Hacker News new | ask | show | jobs
by timaelliott 5085 days ago
Yes.

In 2008/2009, another engineer and myself built an ad-platform that received around 500M impressions per day, 5M clicks per day. And it wasn't just recording a tweet or publishing out to followers. We took the user input query, had to do some keyword/relevancy targeting, geofiltering, matching to advertisers and deliver back a large result set of adverts. All within 100ms.

Our platform was also apache, mod_php, memcached, mysql and rabbitmq. So definitely not the most optimal of platforms by any means. We had two colos with ~20 servers (dell r410s) at each facility.

Twitter just recently announced 400M tweets/day. I'm not trying to brag about my experiences, because looking back now we made numerous amateur mistakes, but just showing that Twitter's "scale" is a joke compared to everyday challenges at any large internet ad network.

5 comments

You understand that 400M tweets a day is the number of tweets posted to their system, right? That speaks not at all to the consumption of those tweets, which is the metric you're using for your ad platform.

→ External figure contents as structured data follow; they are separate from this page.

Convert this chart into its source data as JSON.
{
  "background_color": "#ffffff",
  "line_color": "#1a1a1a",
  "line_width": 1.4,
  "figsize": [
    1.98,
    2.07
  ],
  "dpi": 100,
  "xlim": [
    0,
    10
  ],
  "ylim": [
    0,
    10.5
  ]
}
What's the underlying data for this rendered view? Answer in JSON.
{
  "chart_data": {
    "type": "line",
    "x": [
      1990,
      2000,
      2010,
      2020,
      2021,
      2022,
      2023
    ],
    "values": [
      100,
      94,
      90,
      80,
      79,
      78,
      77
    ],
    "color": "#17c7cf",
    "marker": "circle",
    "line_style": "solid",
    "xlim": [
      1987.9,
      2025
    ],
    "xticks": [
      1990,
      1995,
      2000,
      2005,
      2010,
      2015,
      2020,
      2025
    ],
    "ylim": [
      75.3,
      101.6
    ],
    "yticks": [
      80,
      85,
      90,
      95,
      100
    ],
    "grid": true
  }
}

Additionally, they don't just deal with 160 characters, because again, somehow you're still talking about data being posted, and not data being consumed. Data is consumed off their site via polling APIs, streaming APIs, and a website, all of which are pushing those 400M tweets a day out to plenty of consumers.

They may not have as ridiculous a scale as they act like they do. But let's be clear: it is nowhere near as trivial as you make it out to be, either. Armchair quarterbacking is always easy, because you aren't exposed to the complexity that arises when you've spent a few months and years hitting the corner cases of the problem you're commenting on.

So you had 500m reads on a relatively static data set + 5m writes on an unrelated log? Sounds like a fun problem, but I agree I doesn't sound like rocket science. On the other hand, it also doesn't sound like Twitter, having 400m writes per day, and 400*x million reads on that very dynamic data set. Just seems that's a slightly harder problem.
Adserving is not really static. Cachebusters are named so for good reason. Nowadays ad server developers are clever enough to separate click tracking and impression tracking (the non-Enterprise version of OpenX still deserves a lot of ಠ_ಠ though).

In an RTB environment, there is an additional constraint of having to serve up your ad (or decision) within 60ms (Google ADX sets a hard limit of 80ms), and the fastest best bid wins.

I don't think that's a less hard problem compared to Twitter, especially at high volumes. You can't just say "scale sideward!".

That said, the first link was totally misleading. I was actually quite shocked to see that Twitter only had 42M uniques per month, because a typical ad network does a lot more

EDIT: ah.. 15B requests/day makes more sense. Wtf is with the wrong stats?

Are you talking about 15B vs. the visits chart I linked? If so, the 15B number comes from API calls, which do not have to happen through the website (think of all the Twitter clients).
Requests are requests.15B is a gigantic amount.
Right I agree 100%. I just couldn't tell if you were trying to reconcile the 15B with the 45M number from Compete.
See my edit. Your ad impressions reached approximately 3% of Twitter's daily request load last year. Note that those requests can serve up to 200 tweets + metadata.

This doesn't account for Twitter's budding ad service, which one can assume has some of the same functionality (targeted advertising, information retrieval) as traditional ad networks.

You are off by nearly 2 orders of magnitude from twitter's scale. They have billions of views per day and each of those views is a stream comprised of hundreds of different sub-streams.
Add to that, the challenges of sub-60ms RTB. All the fun!